(photo credit: ANATOLY MICHAELO)
The Har Sinai alley that wraps around two sides of Tel Aviv’s Great Synagogue is the unique location of a string of popular night-time eateries – two serving Middle Eastern food, one Thai restaurant, and one veteran fixture of the last nine years: Shishko Resto-Bar, whose Balkan roots inspire its cuisine.
The secret to Shishko’s success, besides its tasty food, are the friendly waitresses and staff, who speak excellent English. According to the manager, “We are a family restaurant – not because we are family-owned, but because we make everyone feel like family.” It also helps that they keep their customers happily lubricated, thanks to occasional rounds of complimentary shots.
The tavern-cum-restaurant’s full bar mixes six specialty cocktails (NIS 42-49), plus a tempting house sangria. We enjoyed two of the former: the slightly sweet Sofia, made with Bulgarian vodka, and the Bermuda Mule, which gets its kick from ginger.
The menu comprises seven sections: Starter (NIS 39), Appetizers (NIS 12-36), Salads (NIS 42-46), Fish and Seafood (NIS 44-88), Grill (36-58), Specials (NIS 34-56), and Desserts (NIS 18-38). There are vegan/vegetarian options in most of the categories.
Regardless of the category (with the exception of the salads), it is helpful to think of all the dishes on the menu as tapas – intermediate-sized and meant for sharing.
Interestingly, the starter category contains just one, tripartite item: freshly baked challa, served with thick tahini and an oversized bowl of pickled vegetables (NIS 39). These three components can also each be ordered separately, as appetizers; the delicious soft challa – which costs only NIS 12 on its own – is particularly recommended, as it goes well with so many of the dishes on the menu, and should last throughout the meal.
The two appetizers we did choose were the chopped liver with horseradish, and the egg salad with fried onion. The richness of the creamy liver was cut by the freshly grated white horseradish, while the egg salad was enhanced nicely by the shreds of fried onion.
Once we got past some confusing English on the menu (the word “reach” turned out to be rich), we opted for the beet salad with baby spinach, arugula, feta cheese, and walnuts. This particular interplay of colors, flavors and textures is always a winner; and although these beets were not as sweet as usual, this combination was no exception.
Our waitress informed us that one of the most popular fish and seafood dishes was Shishko’s distinctive falafel shrimp: breaded and fried shrimp that were crispy on the outside and plump and flavorful inside. We found the coating to be a bit excessive, but by removing some of it, it was possible to find the right balance. And a nice bonus was the house aioli, which tasted like a good homemade tartar sauce.

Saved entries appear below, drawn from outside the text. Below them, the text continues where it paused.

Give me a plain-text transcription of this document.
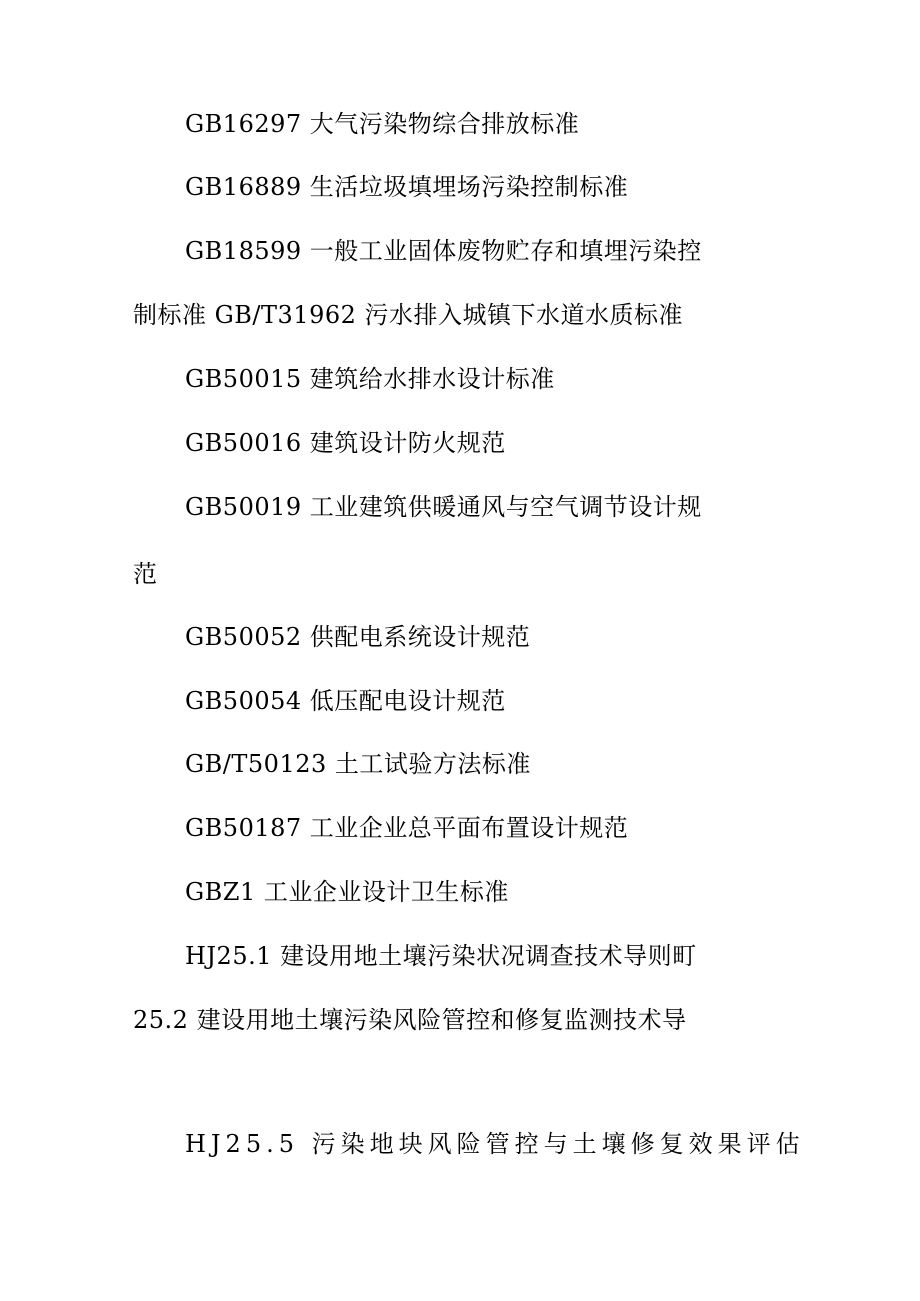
GB16297 大气污染物综合排放标准
GB16889 生活垃圾填埋场污染控制标准
GB18599 一般工业固体废物贮存和填埋污染控
制标准 GB/T31962 污水排入城镇下水道水质标准
GB50015 建筑给水排水设计标准
GB50016 建筑设计防火规范
GB50019 工业建筑供暖通风与空气调节设计规
范
GB50052 供配电系统设计规范
GB50054 低压配电设计规范
GB/T50123 土工试验方法标准
GB50187 工业企业总平面布置设计规范
GBZ1 工业企业设计卫生标准
HJ25.1 建设用地土壤污染状况调查技术导则町
25.2 建设用地土壤污染风险管控和修复监测技术导
HJ25.5 污染地块风险管控与土壤修复效果评估
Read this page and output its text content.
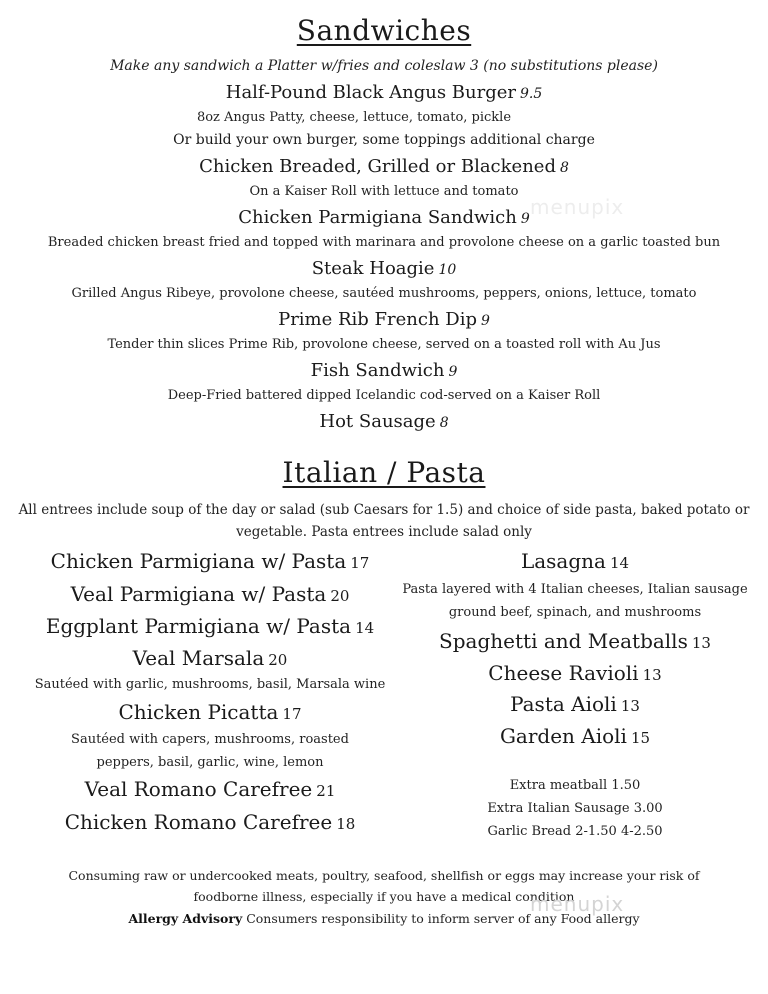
Sandwiches
Make any sandwich a Platter w/fries and coleslaw 3 (no substitutions please)
Half-Pound Black Angus Burger 9.5
8oz Angus Patty, cheese, lettuce, tomato, pickle
Or build your own burger, some toppings additional charge
Chicken Breaded, Grilled or Blackened 8
On a Kaiser Roll with lettuce and tomato
Chicken Parmigiana Sandwich 9
Breaded chicken breast fried and topped with marinara and provolone cheese on a garlic toasted bun
Steak Hoagie 10
Grilled Angus Ribeye, provolone cheese, sautéed mushrooms, peppers, onions, lettuce, tomato
Prime Rib French Dip 9
Tender thin slices Prime Rib, provolone cheese, served on a toasted roll with Au Jus
Fish Sandwich 9
Deep-Fried battered dipped Icelandic cod-served on a Kaiser Roll
Hot Sausage 8
Italian / Pasta
All entrees include soup of the day or salad (sub Caesars for 1.5) and choice of side pasta, baked potato or
vegetable. Pasta entrees include salad only
Chicken Parmigiana w/ Pasta 17
Veal Parmigiana w/ Pasta 20
Eggplant Parmigiana w/ Pasta 14
Veal Marsala 20
Sautéed with garlic, mushrooms, basil, Marsala wine
Chicken Picatta 17
Sautéed with capers, mushrooms, roasted
peppers, basil, garlic, wine, lemon
Veal Romano Carefree 21
Chicken Romano Carefree 18
Lasagna 14
Pasta layered with 4 Italian cheeses, Italian sausage
ground beef, spinach, and mushrooms
Spaghetti and Meatballs 13
Cheese Ravioli 13
Pasta Aioli 13
Garden Aioli 15
Extra meatball 1.50
Extra Italian Sausage 3.00
Garlic Bread 2-1.50 4-2.50
Consuming raw or undercooked meats, poultry, seafood, shellfish or eggs may increase your risk of
foodborne illness, especially if you have a medical condition
Allergy Advisory Consumers responsibility to inform server of any Food allergy
menupix
menupix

An intriguing entry in the Grill category was the Alan Talmor beef sausages, which come from one of the country’s most exclusive suppliers of charcuterie. The two sausages – one spicy and one stuffed with cheese – were certainly deserving of the adjective artisan.
In the Specials category, the Hebrew menu filled in some important blanks; the English menu listed simply roast beef, while the Hebrew version added the important qualifier: veal. The razor-thin slices of pink roast veal, accompanied by baby cornichons and pearl onions, were a real delicacy.
Shishko’s wine list is not extensive, but virtually all the vintages are available by the glass. The knowledgeable manager recommended an Israeli red and a French white that complemented our food choices perfectly.
The four desserts on the menu did not inspire us at first glance, as they were all so similar to those found in countless other restaurants. Fortunately, both our selections turned out to be pleasant surprises: for starters, the New York cheesecake, drizzled with salted caramel, was dense and satisfying.
But it was the crack pie that really exceeded expectations: the unusually thin slice, dwarfed by a mound of fluffy whipped cream, was the best version I have tasted in recent memory.